3 settlement payments to eligible claimants. In order to qualify for interim payments, claimants must fulfill certain registration and filing obligations according to the terms set forth in the Agreement. Pursuant to the terms of the Agreement, certain claimants who timely fulfill all of their filing obligations may qualify to receive interim settlement payments beginning on August, 1, 2008, or the date on which the Claims Administrator has determined pre-review points awards for a specific number of claimants, whichever is later, conditioned on Merck’s waiver of its walk away privileges. On July 17, 2008, Merck began funding the Settlement Program with an initial deposit of $500 million for interim disbursements. A preliminary injunction “is an extraordinary and drastic remedy, not to be granted routinely, but only when the movant, by a clear showing, carries the burden of persuasion.” Black Fire Fighters Ass'n of Dallas v. City of Dallas, Tex., 905 F.2d 63, 65 (5th Cir. 1990) (quoting Holland Am.
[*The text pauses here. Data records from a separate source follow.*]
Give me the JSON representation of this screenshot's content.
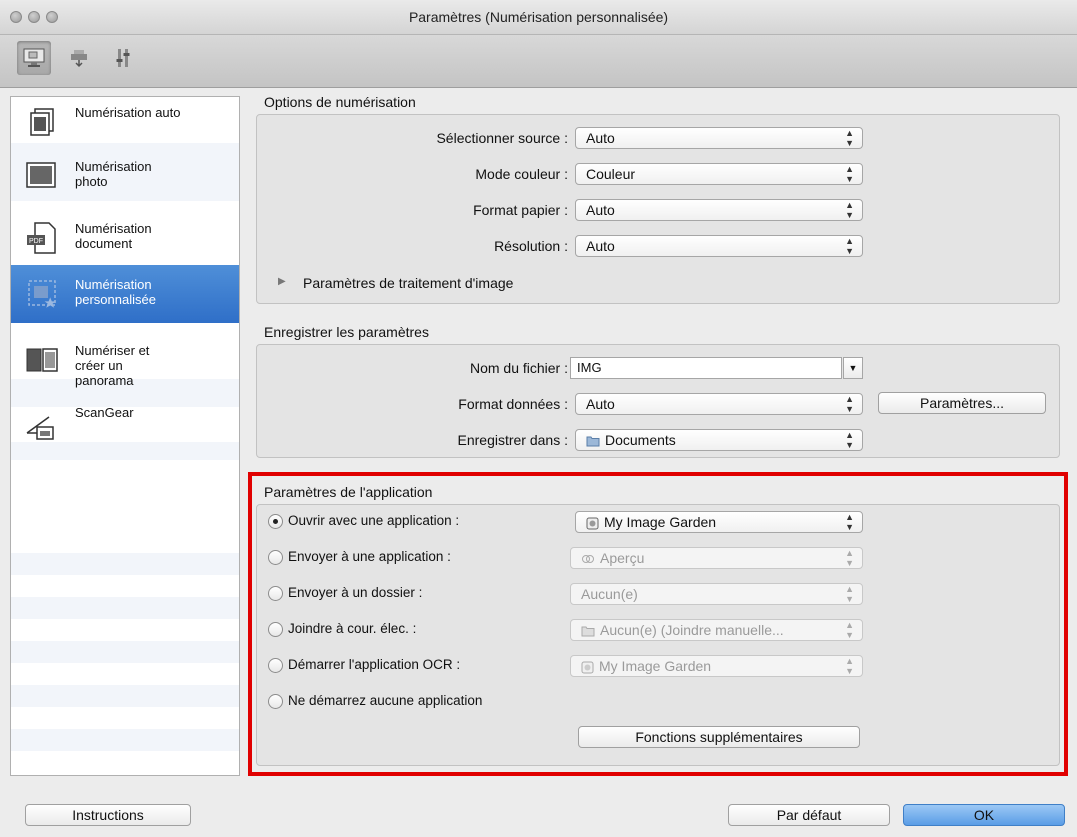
{
  "window": {
    "title": "Paramètres (Numérisation personnalisée)"
  },
  "toolbar": {
    "buttons": [
      "scan-from-computer-icon",
      "scan-from-panel-icon",
      "general-settings-icon"
    ]
  },
  "sidebar": {
    "items": [
      {
        "label": "Numérisation auto",
        "icon": "auto-scan-icon"
      },
      {
        "label": "Numérisation photo",
        "icon": "photo-scan-icon"
      },
      {
        "label": "Numérisation document",
        "icon": "document-scan-icon"
      },
      {
        "label": "Numérisation personnalisée",
        "icon": "custom-scan-icon",
        "selected": true
      },
      {
        "label": "Numériser et créer un panorama",
        "icon": "stitch-scan-icon"
      },
      {
        "label": "ScanGear",
        "icon": "scangear-icon"
      }
    ]
  },
  "scan_options": {
    "title": "Options de numérisation",
    "source": {
      "label": "Sélectionner source :",
      "value": "Auto"
    },
    "color_mode": {
      "label": "Mode couleur :",
      "value": "Couleur"
    },
    "paper_size": {
      "label": "Format papier :",
      "value": "Auto"
    },
    "resolution": {
      "label": "Résolution :",
      "value": "Auto"
    },
    "image_processing": "Paramètres de traitement d'image"
  },
  "save_settings": {
    "title": "Enregistrer les paramètres",
    "file_name": {
      "label": "Nom du fichier :",
      "value": "IMG"
    },
    "data_format": {
      "label": "Format données :",
      "value": "Auto"
    },
    "settings_button": "Paramètres...",
    "save_in": {
      "label": "Enregistrer dans :",
      "value": "Documents"
    }
  },
  "app_settings": {
    "title": "Paramètres de l'application",
    "options": [
      {
        "label": "Ouvrir avec une application :",
        "value": "My Image Garden",
        "selected": true,
        "enabled": true
      },
      {
        "label": "Envoyer à une application :",
        "value": "Aperçu",
        "selected": false,
        "enabled": false
      },
      {
        "label": "Envoyer à un dossier :",
        "value": "Aucun(e)",
        "selected": false,
        "enabled": false
      },
      {
        "label": "Joindre à cour. élec. :",
        "value": "Aucun(e) (Joindre manuelle...",
        "selected": false,
        "enabled": false
      },
      {
        "label": "Démarrer l'application OCR :",
        "value": "My Image Garden",
        "selected": false,
        "enabled": false
      },
      {
        "label": "Ne démarrez aucune application",
        "selected": false
      }
    ],
    "more_functions": "Fonctions supplémentaires"
  },
  "footer": {
    "instructions": "Instructions",
    "defaults": "Par défaut",
    "ok": "OK"
  },
  "colors": {
    "selection": "#3a7bd5",
    "highlight_border": "#e00000"
  }
}
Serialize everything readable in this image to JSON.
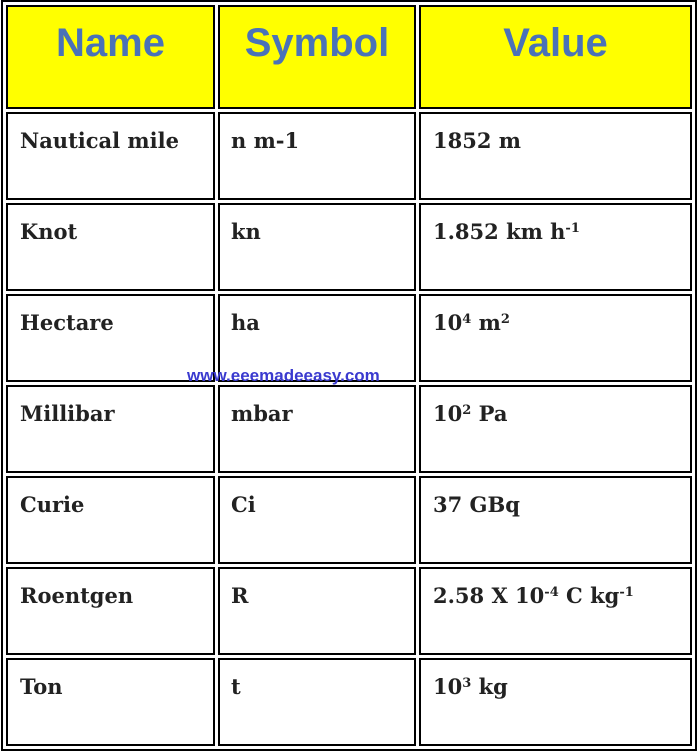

Ins. Co. v. Succession of Roy, 777 F.2d 992, 997 (5th Cir.1985)). Thus, “the decision to grant a preliminary injunction is to be treated as the exception rather than the rule.” Miss. Power & Light Co. v. United Gas Pipe Line Co., 760 F.2d 618, 621 (5th Cir.1985). The burden of persuasion requires that the movant show the existence of four separate factors: (1) a substantial likelihood of success on the merits; (2) irreparable injury; (3) a favorable balance of hardships; and (4) no adverse effect on the public interest. Black Fire Fighters Ass’n, 905 F.2d at 65. If the movant fails to sufficiently establish any one of these four factors, the court should decline to issue the preliminary injunction. See Enterprise Int'l, Inc. v. Corporacion Estatal Petrolera Excuatoriana, 762 F.2d 464, 472 (5th Cir. 1985). Applying the foregoing principles, the district court concluded that the appellants had failed to carry their burden of persuasion as to any of the requirements for a preliminary injunction. Accordingly, it denied the appellants’

4 motions for preliminary injunctive relief. The appellants appealed.